« Amère America », « La route est longue », « Sauvez mon âme » : toutes ces chansons inoubliables et 65 autres sont désormais éditées dans un livre grand format, illustré par son auteur.
Pour son premier livre, le chanteur Luc De Larochellière a voulu parachever ses textes les plus célèbres en leur donnant une dimension visuelle autre que celle d’un vidéoclip. Sur une page ou deux, ses paroles sont reproduites intégralement, et on peut les suivre attentivement en réécoutant ses CD. C’est mieux que de devoir se forcer les yeux pour tenter de déchiffrer les livrets minuscules accompagnant ses premiers enregistrements.

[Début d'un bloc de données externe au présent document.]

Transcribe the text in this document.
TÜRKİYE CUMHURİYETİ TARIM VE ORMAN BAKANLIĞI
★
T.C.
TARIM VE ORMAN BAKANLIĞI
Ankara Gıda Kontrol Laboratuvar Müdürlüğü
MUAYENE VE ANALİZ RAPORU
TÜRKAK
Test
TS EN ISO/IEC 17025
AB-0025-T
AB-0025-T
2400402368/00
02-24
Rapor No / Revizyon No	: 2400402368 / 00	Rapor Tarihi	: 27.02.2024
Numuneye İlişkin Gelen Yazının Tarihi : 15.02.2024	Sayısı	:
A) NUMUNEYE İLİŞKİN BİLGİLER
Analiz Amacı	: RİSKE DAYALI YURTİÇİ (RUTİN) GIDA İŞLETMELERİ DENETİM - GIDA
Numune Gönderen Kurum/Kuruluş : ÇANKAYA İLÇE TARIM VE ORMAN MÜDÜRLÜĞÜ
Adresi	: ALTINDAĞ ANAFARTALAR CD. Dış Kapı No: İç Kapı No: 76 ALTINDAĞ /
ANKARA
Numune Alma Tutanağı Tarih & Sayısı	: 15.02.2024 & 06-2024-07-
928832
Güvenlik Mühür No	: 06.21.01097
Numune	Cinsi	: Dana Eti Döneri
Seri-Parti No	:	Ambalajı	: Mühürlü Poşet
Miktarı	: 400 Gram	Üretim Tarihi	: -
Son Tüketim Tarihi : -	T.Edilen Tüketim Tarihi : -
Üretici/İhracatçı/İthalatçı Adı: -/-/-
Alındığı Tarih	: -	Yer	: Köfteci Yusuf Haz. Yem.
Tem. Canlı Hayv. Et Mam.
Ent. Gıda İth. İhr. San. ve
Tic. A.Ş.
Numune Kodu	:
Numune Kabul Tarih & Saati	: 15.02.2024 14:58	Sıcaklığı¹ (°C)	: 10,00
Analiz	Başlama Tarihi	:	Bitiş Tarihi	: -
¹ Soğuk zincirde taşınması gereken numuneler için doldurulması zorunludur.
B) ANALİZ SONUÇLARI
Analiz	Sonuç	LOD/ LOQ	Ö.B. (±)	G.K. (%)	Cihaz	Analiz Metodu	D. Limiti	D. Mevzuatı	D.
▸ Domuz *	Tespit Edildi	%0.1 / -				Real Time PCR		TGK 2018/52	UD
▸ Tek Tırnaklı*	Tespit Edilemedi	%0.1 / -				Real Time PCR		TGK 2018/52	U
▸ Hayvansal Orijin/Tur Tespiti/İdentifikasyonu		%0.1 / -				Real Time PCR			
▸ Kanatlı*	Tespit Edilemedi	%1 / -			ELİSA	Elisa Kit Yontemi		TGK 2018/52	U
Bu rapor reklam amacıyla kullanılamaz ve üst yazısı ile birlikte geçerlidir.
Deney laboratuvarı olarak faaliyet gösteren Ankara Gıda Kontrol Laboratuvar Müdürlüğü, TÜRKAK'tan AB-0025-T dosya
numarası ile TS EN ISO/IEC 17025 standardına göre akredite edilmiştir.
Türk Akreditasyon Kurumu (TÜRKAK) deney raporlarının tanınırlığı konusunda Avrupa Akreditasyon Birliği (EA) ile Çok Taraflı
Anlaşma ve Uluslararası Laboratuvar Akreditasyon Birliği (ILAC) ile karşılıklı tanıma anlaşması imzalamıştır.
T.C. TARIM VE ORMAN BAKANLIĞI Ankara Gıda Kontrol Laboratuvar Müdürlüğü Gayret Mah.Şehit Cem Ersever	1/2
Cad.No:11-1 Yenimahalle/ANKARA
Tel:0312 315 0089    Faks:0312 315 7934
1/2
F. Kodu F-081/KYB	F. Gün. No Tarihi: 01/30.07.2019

Visuellement, Luc De Larochellière donne des compositions parfois inégales quant au choix des couleurs, mais étonnamment précises pour le coup de crayon. Un ou deux dessins éclairent chaque texte. La polyvalence et la grande créativité de l’auteur-compositeur-chanteur sont ici reconfirmées sur le papier ; chaque chanson est illustrée mais aussi réinventée d’une manière originale et toujours différente de la précédente : donc pas de formule répétitive ni de recette. Plusieurs des dessins ne sont pas beaux, par exemple ceux pour illustrer « Tu crack Marcel », « On fait la moue » et « Beauté perdue », mais on comprend que les images funestes doivent être en résonance avec le propos de chaque pièce. Ainsi, « Amère America » est adroitement illustrée par une statue de la liberté tenant une tasse de café (amer ?) au bout de son bras. En revanche, deux autoportraits très réussis accompagnent « Un toit dans ma tête ».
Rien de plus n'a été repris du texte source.